2. State Variable: The state variable can either be univariate or multivariate. Each component of the state vector must be numerical because PyCFRL involves taking means and standard deviations of the state variable.
3. Action: The action must be univariate. It should be either categorical or discrete numerical.
In either case, the actions should be coded as \(0, 1, 2, \dots, N_a\), where \(N_a\) is the
total number of legit actions. In general, there is no need to manually one-hot encode the action.
The constructors of the SequentialPreprocessor
and SimulatedEnvironment
classes
provide an is_action_onehot
argument. If is_action_onehot=True
, then the action will be
automatically one-hot encoded internally.
4. Reward: The reward must be univariate and numerical.
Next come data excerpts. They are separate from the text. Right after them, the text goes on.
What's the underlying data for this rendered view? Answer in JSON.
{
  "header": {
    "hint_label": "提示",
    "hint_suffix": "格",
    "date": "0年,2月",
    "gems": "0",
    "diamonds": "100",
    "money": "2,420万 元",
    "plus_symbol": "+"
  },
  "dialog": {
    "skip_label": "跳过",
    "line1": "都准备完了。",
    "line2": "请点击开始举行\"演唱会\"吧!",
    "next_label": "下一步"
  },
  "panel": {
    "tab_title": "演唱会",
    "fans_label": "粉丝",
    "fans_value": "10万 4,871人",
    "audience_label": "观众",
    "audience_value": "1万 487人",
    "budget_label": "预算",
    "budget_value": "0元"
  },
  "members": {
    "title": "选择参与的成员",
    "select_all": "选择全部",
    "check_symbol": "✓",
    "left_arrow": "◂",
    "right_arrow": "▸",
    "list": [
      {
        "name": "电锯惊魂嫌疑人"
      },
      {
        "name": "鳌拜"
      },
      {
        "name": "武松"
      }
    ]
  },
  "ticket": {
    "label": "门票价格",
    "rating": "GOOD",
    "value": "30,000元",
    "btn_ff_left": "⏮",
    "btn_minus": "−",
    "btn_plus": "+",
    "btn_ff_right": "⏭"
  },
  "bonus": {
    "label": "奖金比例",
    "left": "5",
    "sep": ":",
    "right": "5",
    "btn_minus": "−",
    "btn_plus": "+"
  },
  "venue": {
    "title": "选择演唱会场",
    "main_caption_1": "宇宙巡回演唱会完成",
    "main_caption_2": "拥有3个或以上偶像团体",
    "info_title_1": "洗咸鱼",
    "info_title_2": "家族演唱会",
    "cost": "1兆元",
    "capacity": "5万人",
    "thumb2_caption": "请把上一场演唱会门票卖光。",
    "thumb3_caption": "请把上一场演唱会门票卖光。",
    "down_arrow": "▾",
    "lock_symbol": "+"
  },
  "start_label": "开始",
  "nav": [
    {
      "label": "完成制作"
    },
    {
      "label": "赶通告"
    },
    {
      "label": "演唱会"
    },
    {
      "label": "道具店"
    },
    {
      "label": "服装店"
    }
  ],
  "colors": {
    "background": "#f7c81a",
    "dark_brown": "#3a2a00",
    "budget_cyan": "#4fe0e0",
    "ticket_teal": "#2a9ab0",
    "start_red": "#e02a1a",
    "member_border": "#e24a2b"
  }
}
As in most reinforcement learning settings, the reward should be parametrized so that the goal of the agent is to maximize the cumulative (discounted) reward.
5. Environment: The environment (i.e. the underlying Markov decision process) should be modeled as a continuing process without any terminal states.
6. Trajectory Length: In the data, each individual’s trajectory must have the same number of time steps. If the individuals have different numbers of time steps, users might consider truncating each individual’s trajectory to the same length, but this could be inappropriate in some scenarios.